Creating an authentication server in Citrix
To allow PingFederate to handle authentication requests, add your PingFederate signing certificate and sign-on URL.
Steps
-
In Citrix ADC, complete the steps in Enabling authentication, authorization, and auditing in the Citrix documentation.
-
Go to Configuration → Authentication → Dashboard. Click Add.
-
In the Create Authentication Server window, in the Choose Server Type list, select SAML.
-
In the Name field, enter a name to represent your PingFederate server, such as
PF_Auth_Server
. -
Clear the Import Metadata checkbox.
-
In the Redirect URL field, enter the following PingFederate sign-on URL. Substitute your hostname and port, and choose a connection ID.
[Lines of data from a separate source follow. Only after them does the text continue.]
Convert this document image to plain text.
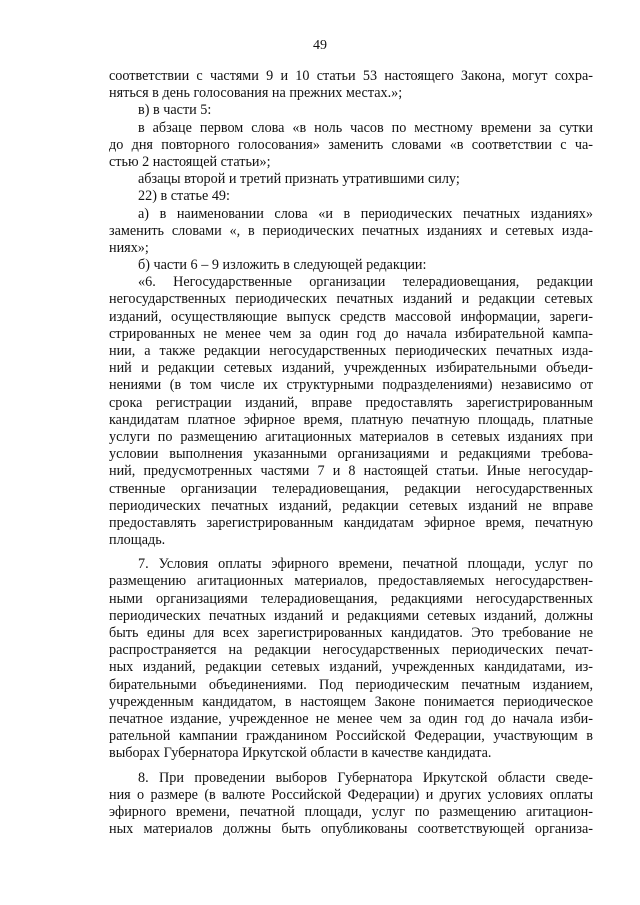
49
соответствии с частями 9 и 10 статьи 53 настоящего Закона, могут сохра-
няться в день голосования на прежних местах.»;
в) в части 5:
в абзаце первом слова «в ноль часов по местному времени за сутки
до дня повторного голосования» заменить словами «в соответствии с ча-
стью 2 настоящей статьи»;
абзацы второй и третий признать утратившими силу;
22) в статье 49:
а) в наименовании слова «и в периодических печатных изданиях»
заменить словами «, в периодических печатных изданиях и сетевых изда-
ниях»;
б) части 6 – 9 изложить в следующей редакции:
«6. Негосударственные организации телерадиовещания, редакции
негосударственных периодических печатных изданий и редакции сетевых
изданий, осуществляющие выпуск средств массовой информации, зареги-
стрированных не менее чем за один год до начала избирательной кампа-
нии, а также редакции негосударственных периодических печатных изда-
ний и редакции сетевых изданий, учрежденных избирательными объеди-
нениями (в том числе их структурными подразделениями) независимо от
срока регистрации изданий, вправе предоставлять зарегистрированным
кандидатам платное эфирное время, платную печатную площадь, платные
услуги по размещению агитационных материалов в сетевых изданиях при
условии выполнения указанными организациями и редакциями требова-
ний, предусмотренных частями 7 и 8 настоящей статьи. Иные негосудар-
ственные организации телерадиовещания, редакции негосударственных
периодических печатных изданий, редакции сетевых изданий не вправе
предоставлять зарегистрированным кандидатам эфирное время, печатную
площадь.
7. Условия оплаты эфирного времени, печатной площади, услуг по
размещению агитационных материалов, предоставляемых негосударствен-
ными организациями телерадиовещания, редакциями негосударственных
периодических печатных изданий и редакциями сетевых изданий, должны
быть едины для всех зарегистрированных кандидатов. Это требование не
распространяется на редакции негосударственных периодических печат-
ных изданий, редакции сетевых изданий, учрежденных кандидатами, из-
бирательными объединениями. Под периодическим печатным изданием,
учрежденным кандидатом, в настоящем Законе понимается периодическое
печатное издание, учрежденное не менее чем за один год до начала изби-
рательной кампании гражданином Российской Федерации, участвующим в
выборах Губернатора Иркутской области в качестве кандидата.
8. При проведении выборов Губернатора Иркутской области сведе-
ния о размере (в валюте Российской Федерации) и других условиях оплаты
эфирного времени, печатной площади, услуг по размещению агитацион-
ных материалов должны быть опубликованы соответствующей организа-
https://pf_host:pf_port/idp/startSSO.ping?PartnerSpId=connectionID
You will use the connection ID again in Creating a single sign-on connection.
-
In the SAML Binding and Logout Binding lists, select POST.
-
Add your PingFederate signing certificate.
-
Under IDP Certificate Name, click Add.
-
In the Certificate-Key Pair Name field, enter a name, such as
PF_Certificate
. -
In the Certificate File Name section, upload the certificate that you saved in Exporting your PingFederate signing certificate. Click Install.
-
-
In the Issuer Name field, enter a name to represent Citrix, such as
CitrixSAML
. -
In the Reject Unsigned Assertion list, select OFF. Click More.
-
In the Signature Algorithm section, click RSA-SHA256.
-
In the Digest Method section, click SHA256. Click Create.